The prediction of PE for the triple-bnAb combination, PGDM1400LS + PGT121LS + VRC07-523LS, was carried out in four steps. First, serum concentration of each single bnAb over time (16 or 24 weeks in steady state) was predicted based on the popPK model of each single bnAb assuming an extended half-life of the LS-version bnAb over the parental form as described earlier. Second, the corresponding PT₅₀ and PT₈₀ values of each bnAb against either the panel of viruses acquired by 703/081 placebo recipients or the panel of viruses acquired by 704/085 recipients were calculated using the predicted serum concentration obtained in step 1 divided by the IC₅₀ and IC₈₀, respectively, of each virus. Third, the PT₅₀ and PT₈₀ values of the combination bnAb regimen against each virus were calculated assuming a Bliss–Hill interaction model¹⁰ (Supplementary Note 1). Similar results were obtained by assuming an additive interaction model (Supplementary Fig. 2). Last, the PE of the combination bnAb over time was predicted based on more conservative protection-by-PT₅₀ curves and protection-by-PT₈₀ curves than those shown in Extended Data Figs. 5 and 3, respectively, assuming the PT₅₀ or PT₈₀ value needed for a fixed level of protection is twofold higher in human than in NHP set C (that is, shifting the NHP set C curves to the right by twofold).

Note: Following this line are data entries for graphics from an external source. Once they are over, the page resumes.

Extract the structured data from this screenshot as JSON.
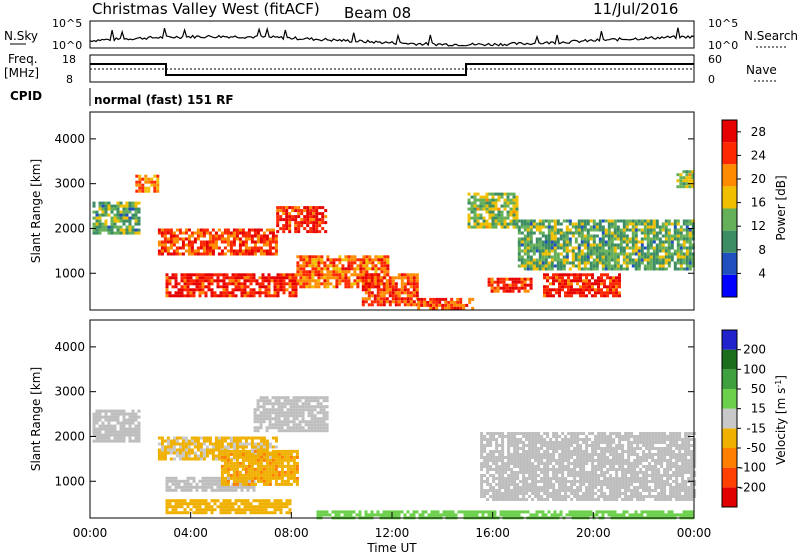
{
  "header": {
    "title": "Christmas Valley West (fitACF)",
    "beam": "Beam 08",
    "date": "11/Jul/2016"
  },
  "strips": {
    "nsky_label": "N.Sky",
    "nsky_ticks": [
      "10^5",
      "10^0"
    ],
    "nsearch_label": "N.Search",
    "nsearch_ticks": [
      "10^5",
      "10^0"
    ],
    "freq_label_1": "Freq.",
    "freq_label_2": "[MHz]",
    "freq_ticks": [
      "18",
      "8"
    ],
    "nave_label": "Nave",
    "nave_ticks": [
      "60",
      "0"
    ],
    "cpid_label": "CPID",
    "cpid_text": "normal (fast) 151 RF"
  },
  "colors": {
    "power_scale": [
      "#0000ff",
      "#2050c0",
      "#3c8c64",
      "#66b05a",
      "#f0c000",
      "#ff8c00",
      "#ff2800",
      "#e60000"
    ],
    "velocity_scale": [
      "#2222cc",
      "#1c6e1c",
      "#3fa03f",
      "#6cd04c",
      "#c8c8c8",
      "#f0b000",
      "#ff8000",
      "#ff4000",
      "#e00000"
    ],
    "ground_scatter": "#bebebe"
  },
  "chart_data": [
    {
      "type": "heatmap",
      "panel": "power",
      "title": "",
      "xlabel": "Time UT",
      "ylabel": "Slant Range [km]",
      "x_ticks": [
        "00:00",
        "04:00",
        "08:00",
        "12:00",
        "16:00",
        "20:00",
        "00:00"
      ],
      "y_ticks": [
        1000,
        2000,
        3000,
        4000
      ],
      "xlim": [
        0,
        24
      ],
      "ylim": [
        180,
        4600
      ],
      "colorbar": {
        "label": "Power [dB]",
        "ticks": [
          4,
          8,
          12,
          16,
          20,
          24,
          28
        ],
        "range": [
          0,
          30
        ]
      },
      "regions": [
        {
          "t0": 0.1,
          "t1": 2.0,
          "r0": 1900,
          "r1": 2600,
          "level": 12
        },
        {
          "t0": 1.8,
          "t1": 2.7,
          "r0": 2800,
          "r1": 3200,
          "level": 20
        },
        {
          "t0": 2.7,
          "t1": 7.4,
          "r0": 1400,
          "r1": 2000,
          "level": 24
        },
        {
          "t0": 7.4,
          "t1": 9.4,
          "r0": 1900,
          "r1": 2500,
          "level": 26
        },
        {
          "t0": 3.0,
          "t1": 8.2,
          "r0": 500,
          "r1": 1000,
          "level": 26
        },
        {
          "t0": 8.2,
          "t1": 11.8,
          "r0": 700,
          "r1": 1400,
          "level": 22
        },
        {
          "t0": 10.8,
          "t1": 13.0,
          "r0": 300,
          "r1": 1000,
          "level": 24
        },
        {
          "t0": 13.0,
          "t1": 15.2,
          "r0": 200,
          "r1": 450,
          "level": 24
        },
        {
          "t0": 15.8,
          "t1": 17.5,
          "r0": 600,
          "r1": 900,
          "level": 26
        },
        {
          "t0": 18.0,
          "t1": 21.0,
          "r0": 500,
          "r1": 1000,
          "level": 26
        },
        {
          "t0": 17.0,
          "t1": 24.0,
          "r0": 1100,
          "r1": 2200,
          "level": 12
        },
        {
          "t0": 15.0,
          "t1": 17.0,
          "r0": 2000,
          "r1": 2800,
          "level": 14
        },
        {
          "t0": 23.3,
          "t1": 24.0,
          "r0": 2900,
          "r1": 3300,
          "level": 14
        }
      ]
    },
    {
      "type": "heatmap",
      "panel": "velocity",
      "title": "",
      "xlabel": "Time UT",
      "ylabel": "Slant Range [km]",
      "x_ticks": [
        "00:00",
        "04:00",
        "08:00",
        "12:00",
        "16:00",
        "20:00",
        "00:00"
      ],
      "y_ticks": [
        1000,
        2000,
        3000,
        4000
      ],
      "xlim": [
        0,
        24
      ],
      "ylim": [
        180,
        4600
      ],
      "colorbar": {
        "label": "Velocity [m s^-1]",
        "ticks": [
          200,
          100,
          50,
          15,
          -15,
          -50,
          -100,
          -200
        ],
        "range": [
          -250,
          250
        ]
      },
      "regions": [
        {
          "t0": 0.1,
          "t1": 2.0,
          "r0": 1900,
          "r1": 2600,
          "level": 0
        },
        {
          "t0": 2.7,
          "t1": 7.4,
          "r0": 1500,
          "r1": 2000,
          "level": -30
        },
        {
          "t0": 3.0,
          "t1": 6.5,
          "r0": 800,
          "r1": 1100,
          "level": 0
        },
        {
          "t0": 5.2,
          "t1": 8.2,
          "r0": 900,
          "r1": 1700,
          "level": -80
        },
        {
          "t0": 3.0,
          "t1": 8.0,
          "r0": 300,
          "r1": 600,
          "level": -60
        },
        {
          "t0": 6.5,
          "t1": 9.4,
          "r0": 2100,
          "r1": 2900,
          "level": 0
        },
        {
          "t0": 15.5,
          "t1": 24.0,
          "r0": 600,
          "r1": 2100,
          "level": 0
        },
        {
          "t0": 9.0,
          "t1": 24.0,
          "r0": 200,
          "r1": 350,
          "level": 40
        }
      ]
    }
  ]
}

Estimation of HIV-1 acquisition dates

Point estimates of HIV-1 infection time (calendar date) were calculated by blinded analysts for each participant, using the median of the Bayesian posterior distribution. This was computed by independent combination of the estimated posterior distributions of infection date after conditioning on: (1) diagnostic curves, as described in Grebe et al.¹⁴ for the infection dating tool method, by a combination of window period distributions (defined in Pilcher et al.⁴⁶) of last negative and first positive HIV-1 diagnostic tests; and (2) the distribution of pairwise Hamming distances (as described in Giorgi et al.¹³ for the Poisson Fitter method), calculated from nucleotide sequence data obtained from the first available HIV-positive samples, following the steps listed in Supplementary Note 2 (i–vii) for sequence-based timing estimates. We also employed Bayesian posterior estimates of infection time by day to assess the probability that the infection occurred in the first 4 weeks after an infusion. These were also used to describe 95% credible regions for the time since infection in the process described in Supplementary Note 2.

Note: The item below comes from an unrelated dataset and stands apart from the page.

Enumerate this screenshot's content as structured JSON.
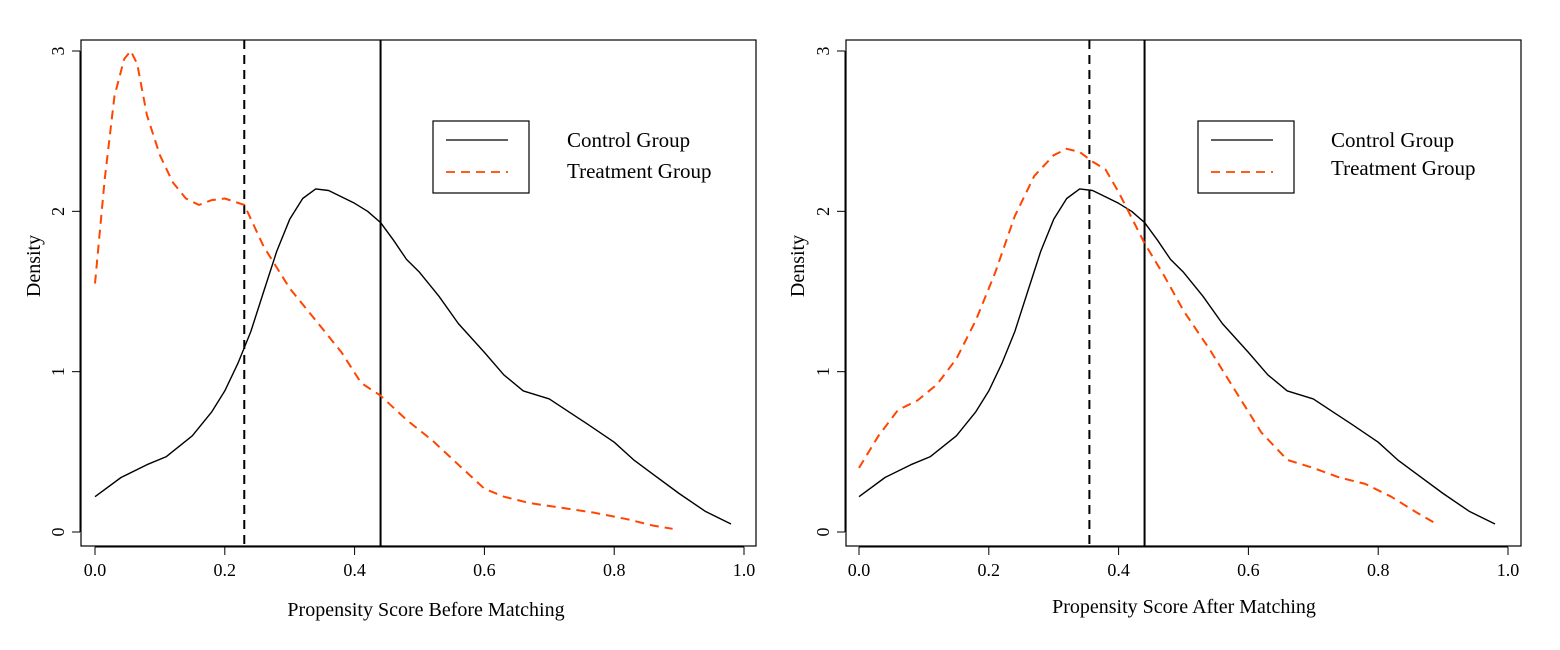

Our approach employed Bayesian procedures to combine independent inputs from three data sources: diagnostics timing estimators, gag–pol-based sequence timing estimators and rev–env–nef-based sequence timing estimators. The sequence-based estimates were first fit using the frequentist methodology implemented in Poisson Fitter by employing the steps described below, with the aim of optimizing the estimate of infection time. These Poisson Fitter estimates were then converted to corresponding Bayesian Poisson process regression models to yield probability assessments for incorporation into downstream analyses, maintaining high concordance in both point estimates and uncertainty intervals across the Bayesian and frequentist implementations. When the two sequenced regions yielded distinct time estimates (that is, the 95% posterior credible intervals did not overlap), the gag–pol region was chosen for the final time estimate since it does not encode proteins targeted by the VRC01 bnAb, and therefore the rates of evolution over this region of the viral genome may be impacted to a lesser extent by targeted selection.

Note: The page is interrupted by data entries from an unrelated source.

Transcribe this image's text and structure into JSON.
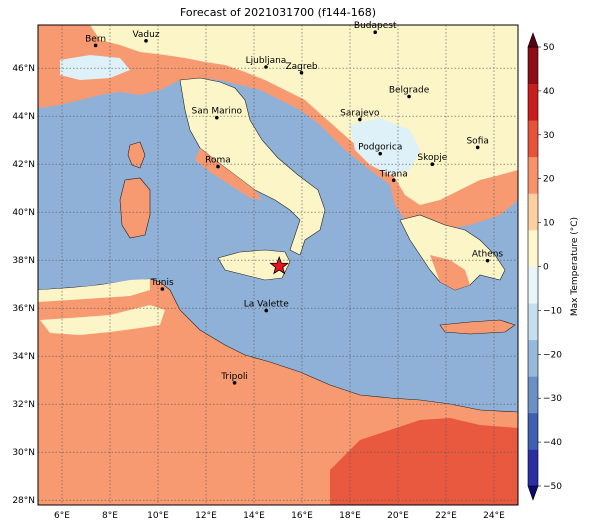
{
  "title": "Forecast of 2021031700 (f144-168)",
  "map": {
    "lon_ticks": [
      "6°E",
      "8°E",
      "10°E",
      "12°E",
      "14°E",
      "16°E",
      "18°E",
      "20°E",
      "22°E",
      "24°E"
    ],
    "lat_ticks": [
      "46°N",
      "44°N",
      "42°N",
      "40°N",
      "38°N",
      "36°N",
      "34°N",
      "32°N",
      "30°N",
      "28°N"
    ],
    "lon_range": [
      5,
      25
    ],
    "lat_range": [
      27.8,
      47.8
    ],
    "cities": [
      {
        "name": "Bern",
        "lon": 7.4,
        "lat": 46.95
      },
      {
        "name": "Vaduz",
        "lon": 9.5,
        "lat": 47.14
      },
      {
        "name": "Budapest",
        "lon": 19.05,
        "lat": 47.5
      },
      {
        "name": "Ljubljana",
        "lon": 14.5,
        "lat": 46.05
      },
      {
        "name": "Zagreb",
        "lon": 15.98,
        "lat": 45.81
      },
      {
        "name": "Belgrade",
        "lon": 20.46,
        "lat": 44.82
      },
      {
        "name": "San Marino",
        "lon": 12.45,
        "lat": 43.94
      },
      {
        "name": "Sarajevo",
        "lon": 18.41,
        "lat": 43.86
      },
      {
        "name": "Sofia",
        "lon": 23.32,
        "lat": 42.7
      },
      {
        "name": "Podgorica",
        "lon": 19.26,
        "lat": 42.44
      },
      {
        "name": "Skopje",
        "lon": 21.43,
        "lat": 42.0
      },
      {
        "name": "Roma",
        "lon": 12.5,
        "lat": 41.9
      },
      {
        "name": "Tirana",
        "lon": 19.82,
        "lat": 41.33
      },
      {
        "name": "Athens",
        "lon": 23.73,
        "lat": 37.98
      },
      {
        "name": "Tunis",
        "lon": 10.18,
        "lat": 36.8
      },
      {
        "name": "La Valette",
        "lon": 14.51,
        "lat": 35.9
      },
      {
        "name": "Tripoli",
        "lon": 13.19,
        "lat": 32.89
      }
    ],
    "marker": {
      "type": "star",
      "lon": 15.05,
      "lat": 37.75,
      "color": "#e8141c"
    }
  },
  "colorbar": {
    "label": "Max Temperature (°C)",
    "ticks": [
      "50",
      "40",
      "30",
      "20",
      "10",
      "0",
      "−10",
      "−20",
      "−30",
      "−40",
      "−50"
    ],
    "colors": [
      "#0a0a70",
      "#2b2fa0",
      "#3f5fb0",
      "#6c90c6",
      "#98b9db",
      "#c5def0",
      "#e8f6fb",
      "#fdf7cf",
      "#fcd0a0",
      "#f6936b",
      "#e5533a",
      "#c81e1e",
      "#8e0b18",
      "#5c0010"
    ]
  },
  "field_colors": {
    "sea": "#8fb1d8",
    "cool_land": "#fbf5c8",
    "warm_land": "#f79a72",
    "hot_land": "#e9593f",
    "cold": "#dff1f8"
  }
}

The process of running Poisson Fitter 2.0 included production of separate timing estimates for each curated first time point alignment for the two sequenced regions and then integrating the outputs downstream. Only the first time point sequences were used for the primary analysis, except for cases in which the first time point yielded fewer than five sequences; in such cases, the second available time points were analyzed instead. For each sequenced sample, we created Poisson Fitter estimates and then corresponding Bayesian posterior estimates of time since infection, given (1) gag–pol and (2) rev–env–nef region alignments. The process is described in further detail in Supplementary Note 2.

Reporting summary

Further information on research design is available in the Nature Research Reporting Summary linked to this article.